Ich bin nicht scharf auf Highlights. Es gibt Maßnahmen, bei denen man nicht den großen Applaus erntet. Es sind die strukturellen Dinge, die mir mehr am Herzen liegen. Erstmal ist das dran, was lange überfällig ist. Wenn wir ein Gerüst bauen und es nach getaner Arbeit wieder abbauen, dann wird es – wenn wir gut gearbeitet haben – niemandem groß auffallen, dass etwas geschehen ist. Und trotzdem war es notwendig. So etwas in der Dimension eines Richter-Fensters habe ich nicht im Sinn.

Was wollen Sie konkret gegen Wildpinkler und Vandalen unternehmen?

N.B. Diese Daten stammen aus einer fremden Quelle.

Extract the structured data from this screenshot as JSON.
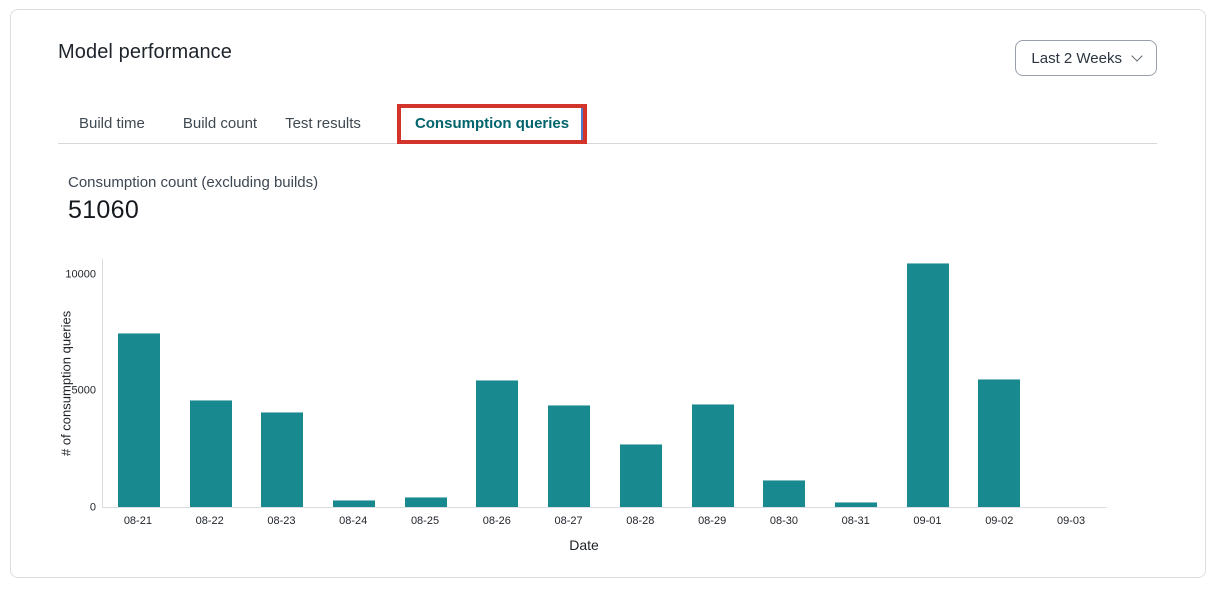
{
  "header": {
    "title": "Model performance",
    "date_range": {
      "value": "Last 2 Weeks",
      "icon": "chevron-down-icon"
    }
  },
  "tabs": [
    {
      "label": "Build time",
      "active": false
    },
    {
      "label": "Build count",
      "active": false
    },
    {
      "label": "Test results",
      "active": false
    },
    {
      "label": "Consumption queries",
      "active": true,
      "annotated": true
    }
  ],
  "metric": {
    "label": "Consumption count (excluding builds)",
    "value": "51060"
  },
  "chart_data": {
    "type": "bar",
    "categories": [
      "08-21",
      "08-22",
      "08-23",
      "08-24",
      "08-25",
      "08-26",
      "08-27",
      "08-28",
      "08-29",
      "08-30",
      "08-31",
      "09-01",
      "09-02",
      "09-03"
    ],
    "values": [
      7450,
      4600,
      4050,
      300,
      430,
      5450,
      4350,
      2700,
      4430,
      1150,
      200,
      10450,
      5500,
      0
    ],
    "title": "",
    "xlabel": "Date",
    "ylabel": "# of consumption queries",
    "ylim": [
      0,
      10000
    ],
    "y_ticks": [
      0,
      5000,
      10000
    ],
    "grid": false,
    "legend": false,
    "bar_color": "#18898f"
  },
  "colors": {
    "bar_teal": "#18898f",
    "active_tab_teal": "#00646c",
    "annotation_red": "#d2342c",
    "card_border": "#dcdfe2",
    "axis_line": "#d9dce0"
  }
}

Was sollen wir tun? Es ist ein Ärgernis, mit dem wir leben müssen. Alle kleinen Zierelemente und Figuren, an die man herankommt, sind abgebrochen worden und nicht mehr Original. Stattdessen stehen die Originalstücke als Souvenirs in irgendwelchen Wohnzimmerschränken. Aber es liegt in der Natur der Sache. Der Dom ist ein offener Ort. Offenheit bedeutet aber auch, dass man Vandalismus nicht ausschließen kann.

Sie könnten den Dom einzäunen.
Sicherlich kann man über so etwas nachdenken. Wenn es Formen annimmt, die nicht mehr tolerierbar sind, dann muss man sich mit Alternativen beschäftigen. Die Südseite ist bereits eingezäunt. Da gibt es ein Gitter, das aus meiner Sicht nicht störend ist. Mit dem guten Nebeneffekt, dass dort niemand hinpinkelt und niemand etwas abbricht. Vielleicht ist ein weiterer Zaun irgendwann mal eine Überlegung wert.